On 06-12-18 20:00, Chris Murphy wrote:
On Thu, Dec 6, 2018 at 4:28 AM Alberto Ruiz <aruiz@xxxxxxxxxx> wrote:

I had a conversation with Harald Hoyer this week and he's not against the idea of the "deterministic" initramfs.

Host only initramfs is ~ 18MiB to 24MiB. Whereas a generic initramfs
is ~70MiB. That's 3x larger. Load time goes from 2.5s to 7.5s. And
/boot requires more storage since there are four initramfs files by
default.

For me it is 20MB normally, 50MB for a generic initramfs.

So I've taken a quick look at shrinking this, which turns out to not be
all that easy. A more interesting approach might be to figure out why
this takes so much time, AFAIK this time does not include the actual
loading from the disk as that happens before measurements start, so
for some reason the kernel is taking 7.5 seconds to unpack the initrd.

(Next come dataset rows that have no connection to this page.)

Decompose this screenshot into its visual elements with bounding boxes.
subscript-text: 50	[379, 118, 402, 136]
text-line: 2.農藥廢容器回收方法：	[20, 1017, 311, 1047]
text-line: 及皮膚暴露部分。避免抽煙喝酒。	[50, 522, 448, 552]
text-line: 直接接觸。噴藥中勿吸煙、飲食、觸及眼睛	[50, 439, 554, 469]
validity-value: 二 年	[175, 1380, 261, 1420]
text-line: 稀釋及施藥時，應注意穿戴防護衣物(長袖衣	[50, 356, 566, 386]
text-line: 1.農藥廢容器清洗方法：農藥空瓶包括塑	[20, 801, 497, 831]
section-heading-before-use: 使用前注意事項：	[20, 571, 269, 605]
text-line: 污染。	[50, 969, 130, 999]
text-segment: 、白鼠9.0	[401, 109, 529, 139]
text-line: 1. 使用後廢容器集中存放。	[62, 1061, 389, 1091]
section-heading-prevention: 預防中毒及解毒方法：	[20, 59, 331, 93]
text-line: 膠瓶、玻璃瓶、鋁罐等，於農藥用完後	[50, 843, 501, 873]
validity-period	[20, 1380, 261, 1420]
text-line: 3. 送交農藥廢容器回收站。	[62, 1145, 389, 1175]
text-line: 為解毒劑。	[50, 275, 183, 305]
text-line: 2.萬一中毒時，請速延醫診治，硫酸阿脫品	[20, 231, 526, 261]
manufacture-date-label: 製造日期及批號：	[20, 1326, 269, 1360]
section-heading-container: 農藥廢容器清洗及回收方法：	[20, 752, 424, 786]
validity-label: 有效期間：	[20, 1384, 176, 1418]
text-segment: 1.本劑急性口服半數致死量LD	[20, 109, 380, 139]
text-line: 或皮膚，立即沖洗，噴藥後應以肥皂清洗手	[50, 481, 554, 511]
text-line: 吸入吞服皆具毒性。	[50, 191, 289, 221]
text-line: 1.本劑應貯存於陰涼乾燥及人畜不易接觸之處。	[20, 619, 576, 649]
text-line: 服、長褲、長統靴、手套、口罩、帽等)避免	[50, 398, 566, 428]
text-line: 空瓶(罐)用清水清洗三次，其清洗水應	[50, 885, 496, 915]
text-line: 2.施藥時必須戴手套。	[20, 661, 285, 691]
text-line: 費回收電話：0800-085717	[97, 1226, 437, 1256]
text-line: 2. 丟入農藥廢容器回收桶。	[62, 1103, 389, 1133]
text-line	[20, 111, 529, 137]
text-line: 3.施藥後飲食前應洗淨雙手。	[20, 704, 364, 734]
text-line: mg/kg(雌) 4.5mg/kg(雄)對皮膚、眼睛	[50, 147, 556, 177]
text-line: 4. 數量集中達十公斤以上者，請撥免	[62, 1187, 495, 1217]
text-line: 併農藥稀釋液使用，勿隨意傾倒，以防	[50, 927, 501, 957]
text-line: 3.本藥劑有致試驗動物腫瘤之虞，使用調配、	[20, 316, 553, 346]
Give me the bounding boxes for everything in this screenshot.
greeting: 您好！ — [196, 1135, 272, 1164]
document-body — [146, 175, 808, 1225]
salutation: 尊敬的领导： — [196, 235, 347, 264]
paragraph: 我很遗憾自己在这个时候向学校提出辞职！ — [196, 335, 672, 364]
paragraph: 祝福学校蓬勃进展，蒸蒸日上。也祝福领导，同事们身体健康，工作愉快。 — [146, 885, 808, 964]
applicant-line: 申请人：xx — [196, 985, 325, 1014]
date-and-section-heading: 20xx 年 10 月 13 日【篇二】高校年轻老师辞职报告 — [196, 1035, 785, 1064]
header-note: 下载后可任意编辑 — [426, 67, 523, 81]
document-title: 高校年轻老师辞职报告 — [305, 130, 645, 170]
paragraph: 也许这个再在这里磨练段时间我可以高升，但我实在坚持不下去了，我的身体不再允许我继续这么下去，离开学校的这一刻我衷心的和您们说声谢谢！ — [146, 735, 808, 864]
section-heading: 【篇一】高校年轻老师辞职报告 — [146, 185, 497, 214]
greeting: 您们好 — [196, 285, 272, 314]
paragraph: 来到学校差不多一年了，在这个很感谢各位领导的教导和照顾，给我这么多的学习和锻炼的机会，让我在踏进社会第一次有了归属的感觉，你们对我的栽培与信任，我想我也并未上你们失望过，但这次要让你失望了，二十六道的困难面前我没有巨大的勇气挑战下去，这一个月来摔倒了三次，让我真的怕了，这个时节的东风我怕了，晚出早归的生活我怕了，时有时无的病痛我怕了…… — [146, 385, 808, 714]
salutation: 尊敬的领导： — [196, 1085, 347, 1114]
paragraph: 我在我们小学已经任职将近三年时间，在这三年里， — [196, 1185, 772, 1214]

One possible solution would be to create a generic initrd for popular
hardware and a complete initrd for other hw, such a generic initrd
should be able to cover 90 - 95% of all hardware.

The tricky part with this would be to write code to decide which initrd
to use. But we could use a whitelist based approach here, where we check
that / is:

a) On a filesystem supported by the generic initrd
b) Backed by block layers (lvm / dmcrypt) which are supported by the
generic initrd
c) Backed by a "physical" blockdev supported by the generic initrd

And only then use the generic initrd, the code for this can be borrowed
from dracut's existing code to detect which modules to load. Thinking
more about this, we should probably have dracut itself provide a tool
which we can run at install time to decide which initrd to use.

This might be as simple as building a hostonly initrd and checking all
the files in the hostonly initrd are in the generic initrd.